Some herbs and spices are valued for their taste. They help to sharpen the taste of many foods. Others are chosen for their smell. Still others were used traditionally for health reasons.
Some herbs and spices may be gaining importance in modern medicine. For example, American researchers say red pepper could help people seeking to lose weight. They say this could be especially true for people who do not usually add spices to their food.
The researchers said turmeric may reduce evidence of damage in the brains of patients with Alzheimer's disease. For this reason, the researchers designed a study that examined results from a mentalperformance test of older Asian adults. The study involved curry, which contains turmeric.
The adults were 60 to 93 years old. None had severe memory losses. Those who sometimes ate curry did better on the tests than individuals who rarely or never ate curry. This was also true of those who ate it often or very often.

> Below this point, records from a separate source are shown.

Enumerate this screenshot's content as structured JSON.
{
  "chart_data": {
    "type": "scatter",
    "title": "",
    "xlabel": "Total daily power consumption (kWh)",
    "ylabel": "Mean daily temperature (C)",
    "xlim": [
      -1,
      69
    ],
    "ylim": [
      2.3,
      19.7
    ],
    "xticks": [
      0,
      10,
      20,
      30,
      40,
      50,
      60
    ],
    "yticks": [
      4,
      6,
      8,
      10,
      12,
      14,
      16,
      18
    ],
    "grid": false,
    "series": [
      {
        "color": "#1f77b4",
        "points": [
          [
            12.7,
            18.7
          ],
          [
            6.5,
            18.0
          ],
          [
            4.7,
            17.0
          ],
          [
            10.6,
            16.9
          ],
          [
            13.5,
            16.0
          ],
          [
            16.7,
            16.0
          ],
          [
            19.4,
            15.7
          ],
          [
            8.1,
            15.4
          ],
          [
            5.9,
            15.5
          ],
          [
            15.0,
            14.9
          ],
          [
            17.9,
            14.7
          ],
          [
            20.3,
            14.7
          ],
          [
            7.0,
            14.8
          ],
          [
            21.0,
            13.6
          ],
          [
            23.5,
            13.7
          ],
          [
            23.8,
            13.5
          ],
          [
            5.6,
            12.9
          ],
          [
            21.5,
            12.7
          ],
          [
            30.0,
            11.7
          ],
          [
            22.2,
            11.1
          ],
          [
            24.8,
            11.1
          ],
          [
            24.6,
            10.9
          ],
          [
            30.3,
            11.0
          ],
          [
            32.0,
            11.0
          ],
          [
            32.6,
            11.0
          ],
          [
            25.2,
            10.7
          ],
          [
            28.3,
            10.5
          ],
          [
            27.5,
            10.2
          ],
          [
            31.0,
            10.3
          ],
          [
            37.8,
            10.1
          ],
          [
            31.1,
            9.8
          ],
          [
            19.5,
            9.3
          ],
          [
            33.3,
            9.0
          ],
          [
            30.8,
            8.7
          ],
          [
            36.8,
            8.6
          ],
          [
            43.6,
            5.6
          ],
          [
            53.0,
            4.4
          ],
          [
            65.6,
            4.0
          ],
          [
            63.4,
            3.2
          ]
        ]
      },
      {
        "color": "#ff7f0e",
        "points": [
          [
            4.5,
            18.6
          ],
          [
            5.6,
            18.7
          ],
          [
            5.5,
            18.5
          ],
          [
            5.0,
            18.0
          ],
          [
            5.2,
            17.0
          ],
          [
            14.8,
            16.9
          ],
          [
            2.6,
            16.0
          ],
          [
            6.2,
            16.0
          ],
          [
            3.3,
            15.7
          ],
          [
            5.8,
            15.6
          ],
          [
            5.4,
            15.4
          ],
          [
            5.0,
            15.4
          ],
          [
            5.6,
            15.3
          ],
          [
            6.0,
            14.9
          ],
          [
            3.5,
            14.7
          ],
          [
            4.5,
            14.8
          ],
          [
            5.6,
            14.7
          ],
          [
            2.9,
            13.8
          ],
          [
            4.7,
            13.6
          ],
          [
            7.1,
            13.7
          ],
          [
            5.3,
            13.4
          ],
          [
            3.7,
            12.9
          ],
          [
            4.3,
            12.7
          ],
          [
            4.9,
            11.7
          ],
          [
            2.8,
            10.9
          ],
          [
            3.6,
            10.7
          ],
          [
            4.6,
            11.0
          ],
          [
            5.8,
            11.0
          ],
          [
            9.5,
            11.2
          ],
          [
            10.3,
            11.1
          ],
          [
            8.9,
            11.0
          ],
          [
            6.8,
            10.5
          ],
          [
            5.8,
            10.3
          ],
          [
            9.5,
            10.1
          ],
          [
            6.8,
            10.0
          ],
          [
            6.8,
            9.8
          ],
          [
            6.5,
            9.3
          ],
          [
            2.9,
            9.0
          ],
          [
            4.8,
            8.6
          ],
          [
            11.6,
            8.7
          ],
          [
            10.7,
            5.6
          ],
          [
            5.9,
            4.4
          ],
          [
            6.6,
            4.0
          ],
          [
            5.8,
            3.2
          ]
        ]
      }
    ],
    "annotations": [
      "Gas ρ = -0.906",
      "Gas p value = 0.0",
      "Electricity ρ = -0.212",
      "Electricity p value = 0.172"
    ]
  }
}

The work of the Mayo Clinic and its medical experts is world famous. In its Health Letter several years ago, the Mayo Clinic provided more evidence that herbs and spices can aid health. Its experts said spices could reduce salt use for people with health conditions like high blood pressure.
The experts said some plant chemicals are high in antioxidants. In addition to turmeric, these include cinnamon, ginger, oregano, sage, and thyme.
The experts also said antioxidants like garlic, rosemary, and saffron have qualities that could fight cancer. They also said limited evidence shows that cinnamon, fenugreek, and turmeric may affect blood sugar levels in people with diabetes.